I was trying to quickly (always a mistake) configure a printer on my (sarge) laptop the other day using GNOME CUPS Manager, which I’d previously been very impressed with when it had Just Worked(tm) on a friend’s Ubuntu box. Unfortunately, it didn’t really work for me, because unlike the one in Ubuntu, didn’t realise I was in the lpadmin group and didn’t need to become root to add a printer, and also unlike the one in Ubuntu, asksed for my root password and not my sudo password, because it or gksu hasn’t been patched, but invoked gksu wrongly, so it didn’t work anyway – I had to use the web interface. I certainly remember that whilst working on a project using GNOME CUPS Manager over the summer, I had to patch it to work with our setup (and not crash if you forget to install the icons *g*). Does anyone except Debian not patch it and expect it to Just Work?

Looking at the Ubuntu package, recognising I’m in the lpadmin group and hence not needing to become root to manipulate the printers is a patch they have applied. It relies on the assumptions that CUPS is running on localhost, and that some bloody-minded admin hasn’t renamed the lpadmin group to something else – these are true on Ubuntu, but not necessarily on any given Debian box.
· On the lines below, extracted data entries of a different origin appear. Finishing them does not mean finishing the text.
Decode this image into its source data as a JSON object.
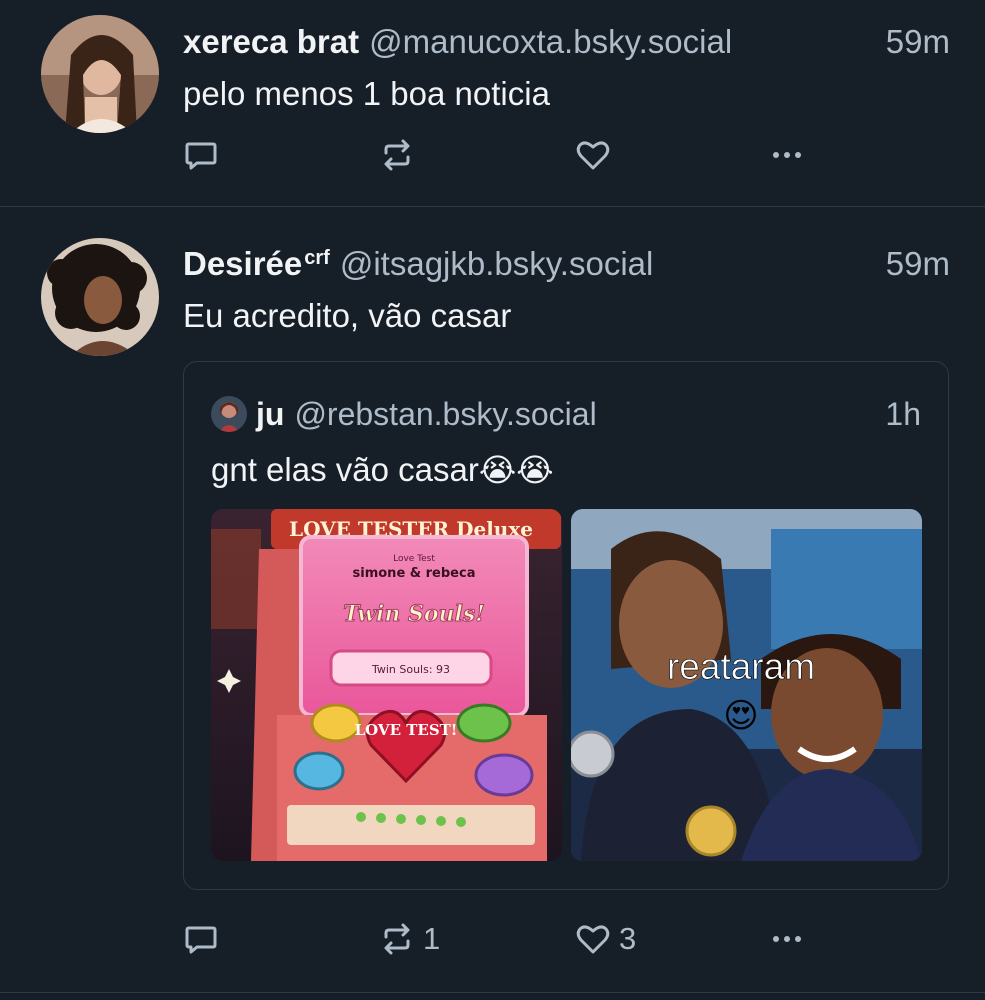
{
  "posts": [
    {
      "display_name": "xereca brat",
      "handle": "@manucoxta.bsky.social",
      "time": "59m",
      "text": "pelo menos 1 boa noticia",
      "reply_count": "",
      "repost_count": "",
      "like_count": ""
    },
    {
      "display_name": "Desirée",
      "name_suffix": "crf",
      "handle": "@itsagjkb.bsky.social",
      "time": "59m",
      "text": "Eu acredito, vão casar",
      "reply_count": "",
      "repost_count": "1",
      "like_count": "3",
      "quote": {
        "display_name": "ju",
        "handle": "@rebstan.bsky.social",
        "time": "1h",
        "text": "gnt elas vão casar",
        "emojis": "😭😭",
        "images": [
          {
            "name": "love-tester-image",
            "title_text": "LOVE TESTER Deluxe",
            "subtitle": "Love Test",
            "names": "simone & rebeca",
            "result_script": "Twin Souls!",
            "result_bar": "Twin Souls: 93",
            "button_text": "LOVE TEST!"
          },
          {
            "name": "gymnasts-photo",
            "caption": "reataram",
            "caption_emoji": "😍"
          }
        ]
      }
    }
  ],
  "icons": {
    "reply": "speech-bubble-icon",
    "repost": "repost-arrows-icon",
    "like": "heart-icon",
    "more": "more-dots-icon"
  },
  "colors": {
    "background": "#161e27",
    "text": "#f1f3f5",
    "muted": "#aebbc9",
    "border": "#2e3a47"
  }
}
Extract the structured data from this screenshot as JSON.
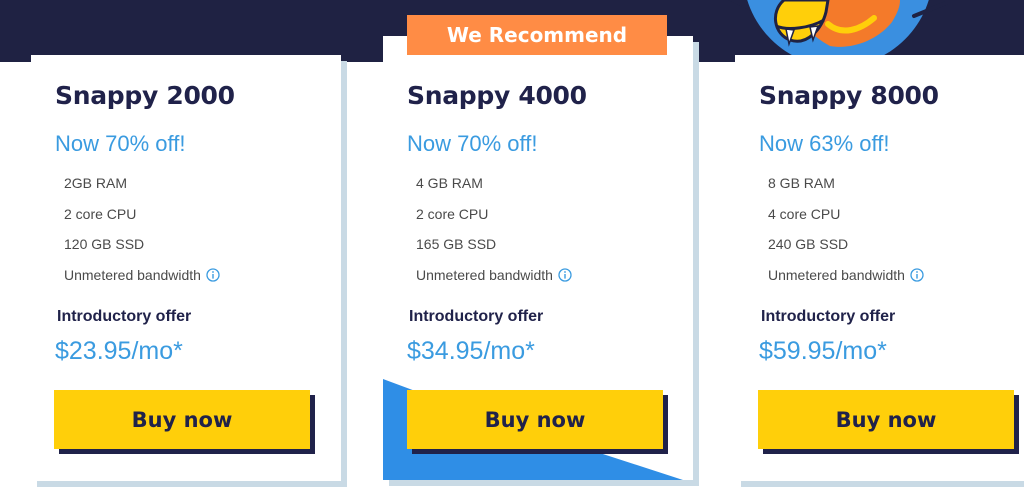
{
  "badge": {
    "label": "We Recommend"
  },
  "plans": [
    {
      "name": "Snappy 2000",
      "discount": "Now 70% off!",
      "features": [
        "2GB RAM",
        "2 core CPU",
        "120 GB SSD",
        "Unmetered bandwidth"
      ],
      "offer_label": "Introductory offer",
      "price": "$23.95/mo*",
      "button_label": "Buy now"
    },
    {
      "name": "Snappy 4000",
      "discount": "Now 70% off!",
      "features": [
        "4 GB RAM",
        "2 core CPU",
        "165 GB SSD",
        "Unmetered bandwidth"
      ],
      "offer_label": "Introductory offer",
      "price": "$34.95/mo*",
      "button_label": "Buy now"
    },
    {
      "name": "Snappy 8000",
      "discount": "Now 63% off!",
      "features": [
        "8 GB RAM",
        "4 core CPU",
        "240 GB SSD",
        "Unmetered bandwidth"
      ],
      "offer_label": "Introductory offer",
      "price": "$59.95/mo*",
      "button_label": "Buy now"
    }
  ],
  "icons": {
    "info": "info-icon",
    "mascot": "snake-mascot-icon"
  },
  "colors": {
    "navy": "#1f2243",
    "accent_blue": "#3a9be0",
    "button_yellow": "#ffcf0a",
    "badge_orange": "#ff8c45",
    "card_shadow": "#c9dae5"
  }
}
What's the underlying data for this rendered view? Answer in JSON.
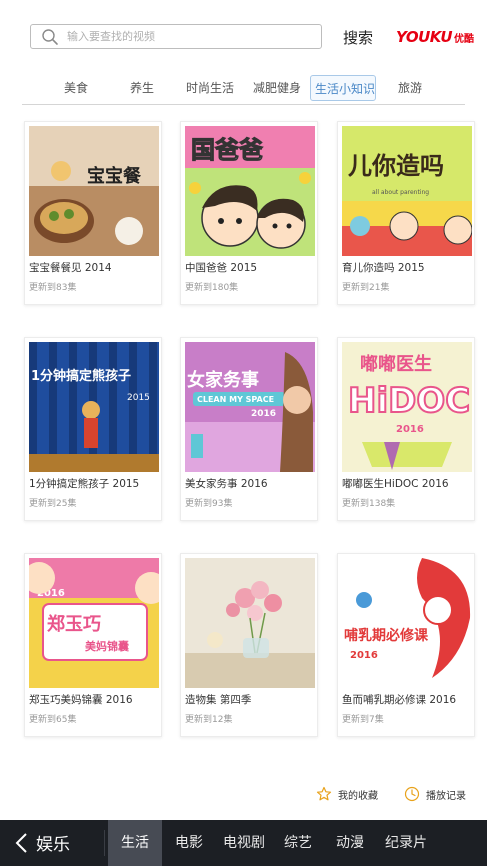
{
  "search": {
    "placeholder": "输入要查找的视频",
    "button_label": "搜索"
  },
  "logo": {
    "brand": "YOUKU",
    "brand_cn": "优酷"
  },
  "tabs": [
    {
      "label": "美食",
      "active": false
    },
    {
      "label": "养生",
      "active": false
    },
    {
      "label": "时尚生活",
      "active": false
    },
    {
      "label": "减肥健身",
      "active": false
    },
    {
      "label": "生活小知识",
      "active": true
    },
    {
      "label": "旅游",
      "active": false
    }
  ],
  "cards": [
    {
      "title": "宝宝餐餐见 2014",
      "updated": "更新到83集",
      "thumb_text": "宝宝餐"
    },
    {
      "title": "中国爸爸 2015",
      "updated": "更新到180集",
      "thumb_text": "国爸爸"
    },
    {
      "title": "育儿你造吗 2015",
      "updated": "更新到21集",
      "thumb_text": "儿你造吗",
      "thumb_sub": "all about parenting"
    },
    {
      "title": "1分钟搞定熊孩子 2015",
      "updated": "更新到25集",
      "thumb_text": "1分钟搞定熊孩子",
      "thumb_sub": "2015"
    },
    {
      "title": "美女家务事 2016",
      "updated": "更新到93集",
      "thumb_text": "女家务事",
      "thumb_sub": "CLEAN MY SPACE",
      "thumb_year": "2016"
    },
    {
      "title": "嘟嘟医生HiDOC 2016",
      "updated": "更新到138集",
      "thumb_text": "嘟嘟医生",
      "thumb_sub": "HiDOC",
      "thumb_year": "2016"
    },
    {
      "title": "郑玉巧美妈锦囊 2016",
      "updated": "更新到65集",
      "thumb_text": "郑玉巧",
      "thumb_sub": "美妈锦囊",
      "thumb_year": "2016"
    },
    {
      "title": "造物集 第四季",
      "updated": "更新到12集"
    },
    {
      "title": "鱼而哺乳期必修课 2016",
      "updated": "更新到7集",
      "thumb_text": "哺乳期必修课",
      "thumb_year": "2016"
    }
  ],
  "footer": {
    "favorites_label": "我的收藏",
    "history_label": "播放记录"
  },
  "bottom_nav": {
    "back_label": "娱乐",
    "items": [
      {
        "label": "生活",
        "active": true
      },
      {
        "label": "电影",
        "active": false
      },
      {
        "label": "电视剧",
        "active": false
      },
      {
        "label": "综艺",
        "active": false
      },
      {
        "label": "动漫",
        "active": false
      },
      {
        "label": "纪录片",
        "active": false
      }
    ]
  },
  "colors": {
    "accent": "#4a88c7",
    "brand": "#e60012",
    "nav_bg": "#1c1f24"
  }
}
How do we solve this for Debian so our GNOME CUPS Manager Just Works – if the server’s on localhost, read the configuration file to see what the admin group is, or is there a sensible way to find that from the server?

This is probably one of many examples where Debian packages aren’t as usable as the Ubuntu equivalents because Debian users are more likely to challenge the assumptions. Strictly speaking, there shouldn’t need to be this usability gulf between an almost-identical group of packages in Debian and Ubuntu. What’s the right strategy to solve these kinds of problems elsewhere?

As a side note, how is foomatic actually supposed to work if you don’t cheat and install all of the pregenerated PPDs in the foomatic-filters-ppds package?